El conflicto armado en Colombia también se mueve en el mundo digital. Mientras el Estado intenta enfrentar a los grupos ilegales, estos usan redes sociales, videojuegos y chats para acercarse a niños y adolescentes. Internet, además de ser un espacio de entretenimiento, se ha convertido en un lugar donde también existen riesgos.

Muchos jóvenes pasan horas jugando, viendo videos o conversando en línea. En ese entorno pueden ser contactados por personas que buscan ganarse su confianza. Ya no hace falta un encuentro presencial: basta un mensaje, una invitación a un chat o una conversación constante.

A Esteban lo contactaron en un videojuego. Primero llegaron los halagos y la cercanía. “Me decían que era inteligente y que podía hacer cosas importantes”, recuerda. Luego lo invitaron a un chat donde compartían videos y fotos de dinero, motocicletas y armas. “Todo parecía una vida distinta”.

El investigador Sebastián Solano, de PARES, señala que estudios de la JEP identificaron más de 140 cuentas en TikTok promoviendo ese estilo de vida. Según explica, suelen usar tres ideas para atraer jóvenes: el dinero rápido, el sentido de pertenencia y la falta de oportunidades en muchos territorios.

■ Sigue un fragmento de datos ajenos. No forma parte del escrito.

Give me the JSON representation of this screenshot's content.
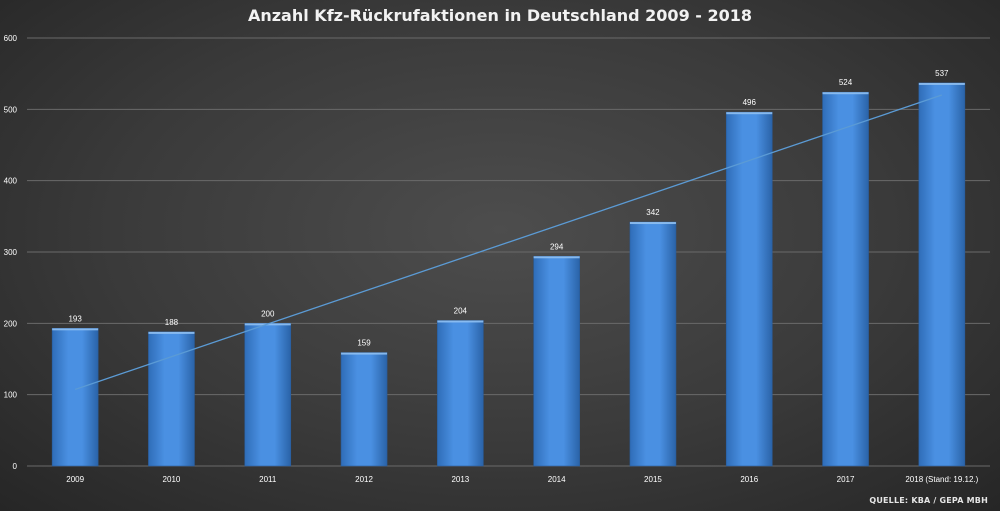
{
  "chart_data": {
    "type": "bar",
    "title": "Anzahl Kfz-Rückrufaktionen in Deutschland 2009 - 2018",
    "categories": [
      "2009",
      "2010",
      "2011",
      "2012",
      "2013",
      "2014",
      "2015",
      "2016",
      "2017",
      "2018 (Stand: 19.12.)"
    ],
    "values": [
      193,
      188,
      200,
      159,
      204,
      294,
      342,
      496,
      524,
      537
    ],
    "data_labels": [
      "193",
      "188",
      "200",
      "159",
      "204",
      "294",
      "342",
      "496",
      "524",
      "537"
    ],
    "yticks": [
      "0",
      "100",
      "200",
      "300",
      "400",
      "500",
      "600"
    ],
    "ylim": [
      0,
      600
    ],
    "xlabel": "",
    "ylabel": "",
    "trendline": "linear",
    "grid": true,
    "legend": "none",
    "colors": {
      "bar": "#3f86d6",
      "trend": "#5b9bd5",
      "grid": "#6a6a6a",
      "text": "#ffffff"
    }
  },
  "source": "QUELLE: KBA / GEPA MBH"
}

Cuando Esteban aceptó viajar, la realidad cambió. Le quitaron el teléfono y perdió el control sobre lo que hacía. La emoción inicial se convirtió en miedo. Afortunadamente, algunas semanas después logró escapar y regresar con su familia.

Entre 2019 y 2024, al menos 1.200 menores fueron reclutados en Colombia, aunque muchos casos no se denuncian. Para la experta Ana María Centeno, de COALICO, la prevención también pasa por el entorno digital: “Así como enseñamos a cuidar el cuerpo, necesitamos hablar también del cuidado de la información y de los datos personales”.

Ante esta realidad, organizaciones como la Fundación Mi Historia trabajan para prevenir el reclutamiento y ofrecer alternativas reales a jóvenes en territorios con pocas oportunidades. Su apuesta es demostrar que existen otros caminos posibles: educación, acompañamiento y proyectos de vida dignos.

Porque, aunque la guerra también se mueve en internet, el apoyo y las oportunidades siguen siendo la mejor forma de evitar que más historias como la de Esteban se repitan y de que otros adolescentes construyan su futuro lejos del conflicto.